NCs are emerging as highly useful materials in a wide range of fields. As applications emerge, effective purification of these NCs becomes critical. Polarity-based precipitation methods purify NCs with high efficiency, but the stability and hence properties of the NCs may be compromised. Size exclusion methods are useful but are efficient only when the size of NC and impurity is significantly different. For separation of different species of NCs, chromatography and gel electrophoresis techniques can isolate the NCs with only slightly different properties.

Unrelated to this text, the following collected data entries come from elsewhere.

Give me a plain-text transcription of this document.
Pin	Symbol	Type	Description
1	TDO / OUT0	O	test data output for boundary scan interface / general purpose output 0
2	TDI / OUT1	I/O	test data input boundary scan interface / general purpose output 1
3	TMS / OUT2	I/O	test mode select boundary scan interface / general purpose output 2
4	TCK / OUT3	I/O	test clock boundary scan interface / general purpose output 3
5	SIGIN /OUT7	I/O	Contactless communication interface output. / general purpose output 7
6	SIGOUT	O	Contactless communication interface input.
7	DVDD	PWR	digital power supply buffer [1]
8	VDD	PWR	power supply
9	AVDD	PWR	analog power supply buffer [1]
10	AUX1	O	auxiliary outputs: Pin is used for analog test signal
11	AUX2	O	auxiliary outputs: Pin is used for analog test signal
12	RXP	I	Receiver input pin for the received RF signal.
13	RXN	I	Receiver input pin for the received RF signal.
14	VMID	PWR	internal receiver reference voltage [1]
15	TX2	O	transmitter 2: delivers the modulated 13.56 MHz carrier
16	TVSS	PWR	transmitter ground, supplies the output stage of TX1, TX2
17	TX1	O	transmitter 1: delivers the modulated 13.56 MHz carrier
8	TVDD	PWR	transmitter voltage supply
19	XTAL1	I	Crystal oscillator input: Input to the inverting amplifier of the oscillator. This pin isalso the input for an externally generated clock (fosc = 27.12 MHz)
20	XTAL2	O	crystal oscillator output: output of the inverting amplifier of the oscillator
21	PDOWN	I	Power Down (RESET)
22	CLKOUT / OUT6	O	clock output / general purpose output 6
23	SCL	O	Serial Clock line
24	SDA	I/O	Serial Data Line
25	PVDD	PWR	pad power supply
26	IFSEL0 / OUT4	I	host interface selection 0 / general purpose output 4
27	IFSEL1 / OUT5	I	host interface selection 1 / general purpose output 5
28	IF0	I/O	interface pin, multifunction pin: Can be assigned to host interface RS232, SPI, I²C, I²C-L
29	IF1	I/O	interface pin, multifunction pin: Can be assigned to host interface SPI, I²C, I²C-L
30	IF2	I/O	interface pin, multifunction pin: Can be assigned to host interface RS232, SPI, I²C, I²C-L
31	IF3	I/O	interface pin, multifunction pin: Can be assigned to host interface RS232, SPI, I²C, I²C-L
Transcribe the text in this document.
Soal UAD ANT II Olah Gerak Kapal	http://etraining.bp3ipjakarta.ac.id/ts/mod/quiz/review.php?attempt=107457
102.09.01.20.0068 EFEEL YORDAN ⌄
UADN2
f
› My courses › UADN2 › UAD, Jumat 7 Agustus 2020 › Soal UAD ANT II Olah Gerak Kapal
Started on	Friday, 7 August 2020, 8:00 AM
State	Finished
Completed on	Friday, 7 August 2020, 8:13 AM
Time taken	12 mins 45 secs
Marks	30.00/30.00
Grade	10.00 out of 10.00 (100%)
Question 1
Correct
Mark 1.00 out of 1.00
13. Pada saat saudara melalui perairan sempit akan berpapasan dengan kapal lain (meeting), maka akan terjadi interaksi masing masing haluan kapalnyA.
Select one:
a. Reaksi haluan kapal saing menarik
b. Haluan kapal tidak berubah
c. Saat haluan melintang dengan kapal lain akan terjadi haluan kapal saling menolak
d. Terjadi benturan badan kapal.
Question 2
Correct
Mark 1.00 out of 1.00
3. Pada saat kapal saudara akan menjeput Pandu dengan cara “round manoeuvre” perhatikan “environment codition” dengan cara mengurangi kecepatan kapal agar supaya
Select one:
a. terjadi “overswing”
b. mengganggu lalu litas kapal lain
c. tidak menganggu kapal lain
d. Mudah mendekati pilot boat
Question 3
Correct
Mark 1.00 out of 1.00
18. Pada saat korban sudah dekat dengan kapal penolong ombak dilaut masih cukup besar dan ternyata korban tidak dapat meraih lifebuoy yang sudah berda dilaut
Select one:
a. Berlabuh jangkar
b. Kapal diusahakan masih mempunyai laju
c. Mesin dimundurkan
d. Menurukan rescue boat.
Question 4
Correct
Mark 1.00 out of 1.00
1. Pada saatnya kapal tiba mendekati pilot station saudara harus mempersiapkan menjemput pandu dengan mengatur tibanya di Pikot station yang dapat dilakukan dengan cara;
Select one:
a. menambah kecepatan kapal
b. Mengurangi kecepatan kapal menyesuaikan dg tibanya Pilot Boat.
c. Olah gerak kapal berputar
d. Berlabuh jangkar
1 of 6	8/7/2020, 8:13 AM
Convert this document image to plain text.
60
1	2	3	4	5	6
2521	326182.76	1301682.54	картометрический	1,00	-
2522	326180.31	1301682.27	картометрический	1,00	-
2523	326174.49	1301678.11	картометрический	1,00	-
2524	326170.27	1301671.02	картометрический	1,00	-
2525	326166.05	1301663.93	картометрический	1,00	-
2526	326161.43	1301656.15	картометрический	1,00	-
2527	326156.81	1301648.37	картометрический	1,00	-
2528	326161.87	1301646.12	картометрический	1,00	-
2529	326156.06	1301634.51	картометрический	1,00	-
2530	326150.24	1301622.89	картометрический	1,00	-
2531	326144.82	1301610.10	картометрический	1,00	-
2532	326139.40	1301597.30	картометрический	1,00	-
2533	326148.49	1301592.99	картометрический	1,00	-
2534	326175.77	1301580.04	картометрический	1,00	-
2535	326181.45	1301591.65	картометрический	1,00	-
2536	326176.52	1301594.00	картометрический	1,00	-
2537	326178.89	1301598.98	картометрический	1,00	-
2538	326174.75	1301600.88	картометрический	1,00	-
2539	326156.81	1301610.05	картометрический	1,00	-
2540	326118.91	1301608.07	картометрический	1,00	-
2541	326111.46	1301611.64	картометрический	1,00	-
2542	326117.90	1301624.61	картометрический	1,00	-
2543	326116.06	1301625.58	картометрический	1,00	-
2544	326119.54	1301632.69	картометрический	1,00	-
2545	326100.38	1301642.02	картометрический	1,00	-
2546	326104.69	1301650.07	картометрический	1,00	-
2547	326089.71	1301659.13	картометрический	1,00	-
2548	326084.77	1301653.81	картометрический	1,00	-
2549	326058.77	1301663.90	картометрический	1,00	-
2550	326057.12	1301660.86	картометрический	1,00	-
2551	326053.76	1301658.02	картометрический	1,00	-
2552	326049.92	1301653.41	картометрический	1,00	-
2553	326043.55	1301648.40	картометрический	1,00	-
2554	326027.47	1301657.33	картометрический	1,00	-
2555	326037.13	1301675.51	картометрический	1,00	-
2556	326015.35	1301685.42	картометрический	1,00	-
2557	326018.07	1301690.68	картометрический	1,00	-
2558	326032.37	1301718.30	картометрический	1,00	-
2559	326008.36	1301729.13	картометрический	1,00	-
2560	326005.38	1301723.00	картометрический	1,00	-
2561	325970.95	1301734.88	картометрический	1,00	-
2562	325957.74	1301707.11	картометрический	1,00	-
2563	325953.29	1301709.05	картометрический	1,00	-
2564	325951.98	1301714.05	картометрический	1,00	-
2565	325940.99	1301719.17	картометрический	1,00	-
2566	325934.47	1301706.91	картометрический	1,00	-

But the yields for these strategies can vary. In summary, significant efforts should be directed towards the effective purification and separation process for NCs without destroying their original properties.

Highlights.

• Different mechanisms for purification of nanoclusters are summarized on the basis of polarity and size.

• Different techniques for separation of NCs are evaluated on the basis of chromatography and electrophoresis.

• The insightful discussion on efficiency, yield and time for purification/separation are proposed.

• The properties of NCs that support the success of the purification/separation protocol are stated.